Isn't this essentially making the point of the post above you?

For comparison - if I just do a web search for "Did homer simpson go to mars" I get immediately linked to the wikipedia page for that exact episode (https://en.wikipedia.org/wiki/The_Marge-ian_Chronicles), and the plot summary is less to read than your LLM output - It clearly summarizes that Marge & Lisa (note - NOT homer) almost went to mars, but did not go. Further - the summary correctly includes the outro which does show Marge and Lisa on mars in the year 2051.

Basically - for factual content, the LLM output was a garbage game of telephone.

sdesol 1 day ago

> Isn't this essentially making the point of the post above you?

Yes. This is why I wrote the chat app, because I mistrust LLMs, but I do find them extremely useful when you approach them with the right mindset. If answering "Did Homer Simpson go to Mars?" correctly is critical, then you can choose to require a 100% consensus, otherwise you will need a fallback plan.

When I asked all the LLMs about the Wikipedia article, they all correctly answered "No" and talked about Marge and Lisa in the future without Homer.

manmal 1 day ago

Relatedly, asking LLMs what happens in a TV episode, or a series in general, I usually get very low quality and mostly flat out wrong answers.
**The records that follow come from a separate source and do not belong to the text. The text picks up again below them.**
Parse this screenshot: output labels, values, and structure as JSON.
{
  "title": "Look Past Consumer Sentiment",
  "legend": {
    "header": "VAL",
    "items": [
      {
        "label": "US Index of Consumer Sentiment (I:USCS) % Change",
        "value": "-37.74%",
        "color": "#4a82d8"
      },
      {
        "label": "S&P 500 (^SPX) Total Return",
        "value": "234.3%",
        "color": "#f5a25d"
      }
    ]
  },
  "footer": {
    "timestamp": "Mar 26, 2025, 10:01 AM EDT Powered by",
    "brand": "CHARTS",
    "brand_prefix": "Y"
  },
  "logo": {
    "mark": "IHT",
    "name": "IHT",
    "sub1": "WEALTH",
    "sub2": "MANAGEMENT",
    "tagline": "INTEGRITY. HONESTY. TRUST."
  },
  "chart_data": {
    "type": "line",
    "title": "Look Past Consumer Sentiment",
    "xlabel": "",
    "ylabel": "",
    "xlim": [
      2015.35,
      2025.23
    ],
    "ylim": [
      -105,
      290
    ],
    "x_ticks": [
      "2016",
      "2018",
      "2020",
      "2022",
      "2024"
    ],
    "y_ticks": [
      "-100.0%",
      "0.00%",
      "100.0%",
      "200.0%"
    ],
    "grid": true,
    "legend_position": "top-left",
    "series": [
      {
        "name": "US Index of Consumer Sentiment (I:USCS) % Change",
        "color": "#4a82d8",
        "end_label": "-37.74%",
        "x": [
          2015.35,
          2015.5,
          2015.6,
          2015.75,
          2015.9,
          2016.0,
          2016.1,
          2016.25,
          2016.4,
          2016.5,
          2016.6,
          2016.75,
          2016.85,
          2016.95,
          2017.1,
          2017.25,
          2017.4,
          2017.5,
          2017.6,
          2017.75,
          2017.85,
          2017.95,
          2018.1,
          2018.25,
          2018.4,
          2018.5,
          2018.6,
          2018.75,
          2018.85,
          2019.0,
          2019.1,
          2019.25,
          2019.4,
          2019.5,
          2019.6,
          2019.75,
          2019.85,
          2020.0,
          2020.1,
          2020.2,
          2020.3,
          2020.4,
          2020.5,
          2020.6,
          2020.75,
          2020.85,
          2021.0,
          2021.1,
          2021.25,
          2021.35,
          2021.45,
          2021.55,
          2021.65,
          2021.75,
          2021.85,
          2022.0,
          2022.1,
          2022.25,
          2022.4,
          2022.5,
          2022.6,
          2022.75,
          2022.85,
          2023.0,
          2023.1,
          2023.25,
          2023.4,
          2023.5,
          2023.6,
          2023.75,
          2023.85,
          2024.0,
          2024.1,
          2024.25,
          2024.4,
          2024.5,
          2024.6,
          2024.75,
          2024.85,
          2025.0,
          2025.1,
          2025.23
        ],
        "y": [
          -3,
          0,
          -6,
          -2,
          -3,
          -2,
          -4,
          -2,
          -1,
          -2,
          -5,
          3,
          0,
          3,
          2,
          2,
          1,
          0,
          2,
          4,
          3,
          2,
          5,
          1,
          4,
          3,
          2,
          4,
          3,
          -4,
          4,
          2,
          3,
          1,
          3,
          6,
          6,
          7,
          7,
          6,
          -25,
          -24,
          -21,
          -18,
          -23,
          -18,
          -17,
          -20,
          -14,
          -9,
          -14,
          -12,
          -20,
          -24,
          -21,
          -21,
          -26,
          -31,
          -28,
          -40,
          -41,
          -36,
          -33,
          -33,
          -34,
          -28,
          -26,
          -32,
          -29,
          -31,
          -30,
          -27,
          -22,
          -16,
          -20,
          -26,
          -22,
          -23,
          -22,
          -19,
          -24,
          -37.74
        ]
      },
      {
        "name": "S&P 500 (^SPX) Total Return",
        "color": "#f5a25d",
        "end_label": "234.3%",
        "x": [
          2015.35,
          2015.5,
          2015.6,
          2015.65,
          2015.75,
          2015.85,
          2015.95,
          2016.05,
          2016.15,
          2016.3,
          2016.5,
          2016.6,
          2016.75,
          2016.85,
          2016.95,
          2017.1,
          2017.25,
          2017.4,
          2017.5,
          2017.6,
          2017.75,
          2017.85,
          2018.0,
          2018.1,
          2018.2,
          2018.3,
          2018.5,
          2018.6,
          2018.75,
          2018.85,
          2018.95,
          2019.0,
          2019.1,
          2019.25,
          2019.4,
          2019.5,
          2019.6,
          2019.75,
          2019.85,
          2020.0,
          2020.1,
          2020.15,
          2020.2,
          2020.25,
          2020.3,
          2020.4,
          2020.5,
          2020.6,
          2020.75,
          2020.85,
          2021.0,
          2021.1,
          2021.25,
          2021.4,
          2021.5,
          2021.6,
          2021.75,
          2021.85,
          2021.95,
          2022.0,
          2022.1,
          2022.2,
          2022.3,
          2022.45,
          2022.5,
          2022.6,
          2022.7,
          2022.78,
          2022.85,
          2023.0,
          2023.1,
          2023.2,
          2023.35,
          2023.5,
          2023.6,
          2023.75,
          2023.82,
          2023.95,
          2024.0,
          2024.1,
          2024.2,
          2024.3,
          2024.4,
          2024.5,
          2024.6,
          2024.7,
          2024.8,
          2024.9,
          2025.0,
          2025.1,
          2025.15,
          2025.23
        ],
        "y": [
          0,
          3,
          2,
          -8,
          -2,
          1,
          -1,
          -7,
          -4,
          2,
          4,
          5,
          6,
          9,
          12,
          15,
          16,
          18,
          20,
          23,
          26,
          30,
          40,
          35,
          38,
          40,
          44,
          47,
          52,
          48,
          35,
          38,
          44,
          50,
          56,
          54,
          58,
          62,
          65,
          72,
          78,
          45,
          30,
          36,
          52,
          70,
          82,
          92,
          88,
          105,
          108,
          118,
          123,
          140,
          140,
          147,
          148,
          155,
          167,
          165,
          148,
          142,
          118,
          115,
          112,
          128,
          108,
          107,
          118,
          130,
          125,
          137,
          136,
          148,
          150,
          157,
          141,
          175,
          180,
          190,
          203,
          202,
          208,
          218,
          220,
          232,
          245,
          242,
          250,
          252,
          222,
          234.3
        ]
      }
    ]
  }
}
That baffles me, as I thought there are multiple well structured synopses for any TV series in the training data.

simonw 1 day ago

Here's the Go app described in the post: https://github.com/yfzhou0904/tdd-with-llm-go

Example usage from that README (and the blog post):

  % go run main.go \
  --spec 'develop a function to take in a large text, recognize and parse any and all ipv4 and ipv6 addresses and CIDRs contained within it (these may be surrounded by random words or symbols like commas), then return them as a list' \
  --sig 'func ParseCidrs(input string) ([]*net.IPNet, error)'
The all important prompts it uses are in https://github.com/yfzhou0904/tdd-with-llm-go/blob/main/prom...

voiceofunreason 1 day ago

I have yet to see an LLM + TDD essay where the author demonstrates any mastery of Test Driven Development.

Is the label "TDD" being hijacked for something new? Did that already happen? Are LLMs now responsible for defining TDD?